Court Gives Parental Rights to Anonymous Sperm Donor Over Nonbio Mom

MississippiA court in Mississippi has not only said a nonbiological mother has no parental rights over the child she helped to plan for, support, and raise with her ex-spouse, but that their anonymous sperm donor does. The mom, however, is fighting back.

Chris Strickland and her former spouse Kimberly Strickland (now Kimberly Day) began dating in 1999, and became parents in 2006, says Lambda Legal, which is appealing her case. Because they lived in Mississippi, which banned both marriage and adoption by same-sex couples, Kim alone adopted their first son.

They married in Massachusetts in 2009, and expanded their family through reproductive technology and an anonymous sperm donor, with Chris present at every step. Kim became pregnant in 2010, and gave birth to their second son in 2011. Only Kim could be listed on the birth certificate, but they gave the boy Chris’ last name, and used both Chris and Kim’s name on his birth announcement. The couple raised the children together, and Chris was their second son’s primary caretaker for the first year of his life. The boys call Kim “mom” and Chris “mama.”

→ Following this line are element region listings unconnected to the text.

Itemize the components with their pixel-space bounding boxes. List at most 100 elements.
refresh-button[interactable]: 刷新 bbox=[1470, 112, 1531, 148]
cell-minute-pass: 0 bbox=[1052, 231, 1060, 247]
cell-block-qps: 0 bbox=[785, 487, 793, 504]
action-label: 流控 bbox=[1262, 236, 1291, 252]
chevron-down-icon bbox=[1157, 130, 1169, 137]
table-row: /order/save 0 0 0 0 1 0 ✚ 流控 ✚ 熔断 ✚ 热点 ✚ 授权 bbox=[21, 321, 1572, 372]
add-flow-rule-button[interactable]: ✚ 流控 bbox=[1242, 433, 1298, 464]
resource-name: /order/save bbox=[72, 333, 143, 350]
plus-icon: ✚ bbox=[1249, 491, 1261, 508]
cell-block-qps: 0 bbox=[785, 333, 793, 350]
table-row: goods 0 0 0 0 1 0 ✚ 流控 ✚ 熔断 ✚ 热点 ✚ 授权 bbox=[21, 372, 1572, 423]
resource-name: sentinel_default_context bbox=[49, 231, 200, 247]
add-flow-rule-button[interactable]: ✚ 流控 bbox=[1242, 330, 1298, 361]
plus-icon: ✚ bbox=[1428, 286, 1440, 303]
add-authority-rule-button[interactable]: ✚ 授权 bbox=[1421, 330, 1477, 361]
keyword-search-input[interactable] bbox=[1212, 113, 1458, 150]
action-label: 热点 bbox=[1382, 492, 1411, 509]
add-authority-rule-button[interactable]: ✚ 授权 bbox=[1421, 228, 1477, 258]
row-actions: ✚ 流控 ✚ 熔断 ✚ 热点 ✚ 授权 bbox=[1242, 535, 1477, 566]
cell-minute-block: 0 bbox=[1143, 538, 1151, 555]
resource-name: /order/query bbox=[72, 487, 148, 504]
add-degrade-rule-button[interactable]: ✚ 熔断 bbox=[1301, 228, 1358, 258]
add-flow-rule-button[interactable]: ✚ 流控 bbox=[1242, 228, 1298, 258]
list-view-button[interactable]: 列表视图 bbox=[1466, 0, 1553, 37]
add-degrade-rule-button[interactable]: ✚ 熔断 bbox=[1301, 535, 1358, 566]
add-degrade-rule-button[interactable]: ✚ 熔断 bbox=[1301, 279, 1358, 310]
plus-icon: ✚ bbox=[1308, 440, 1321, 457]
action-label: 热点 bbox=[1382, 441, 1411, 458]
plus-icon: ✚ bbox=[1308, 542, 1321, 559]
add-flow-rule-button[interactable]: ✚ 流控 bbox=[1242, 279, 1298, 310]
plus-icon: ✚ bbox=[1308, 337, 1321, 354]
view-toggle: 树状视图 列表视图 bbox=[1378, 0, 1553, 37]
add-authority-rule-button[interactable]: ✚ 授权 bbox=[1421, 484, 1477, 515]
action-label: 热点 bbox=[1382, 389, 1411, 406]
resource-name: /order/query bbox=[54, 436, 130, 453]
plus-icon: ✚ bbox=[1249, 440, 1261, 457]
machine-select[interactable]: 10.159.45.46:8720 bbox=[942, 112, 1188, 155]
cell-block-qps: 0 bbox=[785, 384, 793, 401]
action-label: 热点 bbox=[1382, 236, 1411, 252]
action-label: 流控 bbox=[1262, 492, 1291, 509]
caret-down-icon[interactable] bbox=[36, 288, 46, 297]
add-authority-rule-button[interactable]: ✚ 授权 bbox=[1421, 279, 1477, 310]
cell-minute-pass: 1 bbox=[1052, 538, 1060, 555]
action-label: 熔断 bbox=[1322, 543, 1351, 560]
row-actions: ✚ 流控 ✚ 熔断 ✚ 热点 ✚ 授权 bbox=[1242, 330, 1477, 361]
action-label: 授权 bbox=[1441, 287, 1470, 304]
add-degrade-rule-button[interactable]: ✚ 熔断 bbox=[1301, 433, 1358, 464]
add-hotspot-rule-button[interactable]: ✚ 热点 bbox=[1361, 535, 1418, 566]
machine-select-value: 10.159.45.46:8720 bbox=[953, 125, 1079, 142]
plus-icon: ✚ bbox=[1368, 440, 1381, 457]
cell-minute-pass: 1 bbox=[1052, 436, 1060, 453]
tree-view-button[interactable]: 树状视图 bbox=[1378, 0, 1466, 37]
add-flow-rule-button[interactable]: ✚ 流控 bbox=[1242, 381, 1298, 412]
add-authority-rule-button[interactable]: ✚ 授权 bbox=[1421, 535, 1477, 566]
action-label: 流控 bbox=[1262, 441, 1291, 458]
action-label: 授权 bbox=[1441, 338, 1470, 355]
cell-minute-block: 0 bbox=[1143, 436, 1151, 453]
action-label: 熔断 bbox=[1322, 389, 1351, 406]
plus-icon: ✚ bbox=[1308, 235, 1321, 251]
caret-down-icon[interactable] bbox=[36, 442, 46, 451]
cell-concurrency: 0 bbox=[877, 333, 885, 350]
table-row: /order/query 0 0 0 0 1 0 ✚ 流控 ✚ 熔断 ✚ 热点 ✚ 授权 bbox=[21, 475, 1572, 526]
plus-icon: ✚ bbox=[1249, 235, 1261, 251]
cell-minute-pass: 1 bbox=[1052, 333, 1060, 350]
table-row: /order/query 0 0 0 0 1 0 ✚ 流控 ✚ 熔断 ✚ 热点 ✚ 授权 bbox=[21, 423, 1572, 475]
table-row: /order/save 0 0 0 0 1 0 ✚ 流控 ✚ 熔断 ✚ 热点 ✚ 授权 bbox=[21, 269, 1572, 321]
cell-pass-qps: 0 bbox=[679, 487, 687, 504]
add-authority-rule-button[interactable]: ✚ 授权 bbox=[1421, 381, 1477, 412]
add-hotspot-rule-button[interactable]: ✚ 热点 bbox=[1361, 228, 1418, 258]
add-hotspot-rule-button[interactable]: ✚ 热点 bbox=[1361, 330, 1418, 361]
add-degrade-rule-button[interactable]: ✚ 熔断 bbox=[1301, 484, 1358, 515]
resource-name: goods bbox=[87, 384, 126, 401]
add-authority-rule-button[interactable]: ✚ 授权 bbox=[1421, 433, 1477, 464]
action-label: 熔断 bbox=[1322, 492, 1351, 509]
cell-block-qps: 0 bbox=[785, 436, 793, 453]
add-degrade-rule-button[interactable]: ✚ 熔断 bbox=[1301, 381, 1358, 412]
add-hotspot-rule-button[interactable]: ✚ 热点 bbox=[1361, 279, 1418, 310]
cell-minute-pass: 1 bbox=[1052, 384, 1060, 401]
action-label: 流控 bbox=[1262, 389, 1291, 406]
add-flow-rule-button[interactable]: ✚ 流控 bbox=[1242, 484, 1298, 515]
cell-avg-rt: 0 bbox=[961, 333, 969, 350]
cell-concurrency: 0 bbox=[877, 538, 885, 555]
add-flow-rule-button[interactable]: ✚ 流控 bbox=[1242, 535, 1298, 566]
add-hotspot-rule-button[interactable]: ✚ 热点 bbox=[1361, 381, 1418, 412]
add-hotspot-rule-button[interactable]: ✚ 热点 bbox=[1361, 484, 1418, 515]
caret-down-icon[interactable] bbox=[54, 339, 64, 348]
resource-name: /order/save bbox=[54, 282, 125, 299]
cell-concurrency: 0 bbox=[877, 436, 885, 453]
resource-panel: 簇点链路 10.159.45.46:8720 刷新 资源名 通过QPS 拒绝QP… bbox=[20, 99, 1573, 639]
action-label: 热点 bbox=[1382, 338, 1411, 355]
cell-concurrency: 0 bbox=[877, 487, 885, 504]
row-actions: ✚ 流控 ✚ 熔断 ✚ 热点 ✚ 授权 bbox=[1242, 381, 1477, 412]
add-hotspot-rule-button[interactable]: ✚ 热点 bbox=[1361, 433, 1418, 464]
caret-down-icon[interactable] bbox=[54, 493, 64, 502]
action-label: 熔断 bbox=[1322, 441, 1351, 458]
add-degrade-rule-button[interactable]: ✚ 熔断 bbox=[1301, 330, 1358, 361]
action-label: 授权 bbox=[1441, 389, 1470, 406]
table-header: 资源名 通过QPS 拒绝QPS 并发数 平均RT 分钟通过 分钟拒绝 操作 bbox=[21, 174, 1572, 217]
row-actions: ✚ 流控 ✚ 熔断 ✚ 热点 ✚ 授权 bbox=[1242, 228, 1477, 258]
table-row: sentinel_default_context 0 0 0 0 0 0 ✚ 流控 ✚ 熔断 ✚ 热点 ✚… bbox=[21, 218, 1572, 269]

The couple separated in 2013, but Chris continued to parent their boys, visiting with and providing support for them, until, Lambda tells us, “Kim abruptly decided to cut all contact in August 2015, the same month that Kim married another spouse and Chris filed for divorce.” Chris sought legal and physical custody of the children, “with liberal visitation awarded to Kimberly,” according to Lambda’s court brief, and to be named a parent of Z.S.

Because she married her second spouse before divorcing Chris, the court ruled Kim’s second marriage void in May 2016. That September, the women filed an agreement with the court saying that they would jointly pay all school expenses for their second son, referred to as Z.S., and that Kimberly would retain physical and legal custody of their first son, E.J. They then jointly asked the court to determine custody, visitation and child support of Z.S., child support and visitation of E.J., and Chris’s parentage of Z.S.

A month later, in the final judgment of divorce, the court ruled that Chris was not a parent to either child. In particular, she was not a parent to Z.S. because the sperm donor, even though anonymous, constituted “an absent father” and even though he “may never be known, and probably won’t be … he is still a father.” That meant that Chris could not be named as a legal parent. The court nonetheless ordered her to pay child support and awarded her visitation finding she was a person acting “in loco parentis.”

She appealed the next day. Now, Lambda and local counsel Dianne Ellis have filed an appeal with the Mississippi Supreme Court.

The court’s ruling is utter nonsense, especially (as I see it) in light of the U.S. Supreme Court’s marriage equality ruling in Obergefell, which requires same-sex married couples to be treated the same as different-sex ones—and that means that a child born to one partner is presumed to be the child of both. Marriage aside, however, it also flies in the face of rulings for the parenthood of unmarried nonbio moms in other states, including Massachusetts and New York. It is perhaps closer to the spiteful spirit of the Arkansas Supreme Court, which in December ruled that same-sex spouses do not have a constitutional right to put both their names on their children’s birth certificates, holding that, “In the situation involving the female spouse of a biological mother, the female spouse does not have the same biological nexus to the child that the biological mother or the biological father has.” (The National Center for Lesbian Rights (NCLR) is challenging that mess, as their Senior Staff Attorney, Christopher Stoll, explained at the Advocate yesterday. GLAD and Lambda have also submitted briefs in the case.)

The Mississippi ruling is hugely frightening to those who, like my spouse and I, used an anonymous sperm donor precisely because he would have no parental rights. I would not urge panic, which I feel is never productive, but I would urge action. If you find yourself in a situation that challenges your parental rights, contact the help lines at Lambda, NCLR, or GLAD (or an LGBTQ-friendly lawyer of your choice). Consider supporting those organizations as well, if you can afford to do so. Continue making your state and federal elected officials aware of your position on LGBTQ family matters. Believe in the curve of that moral arc.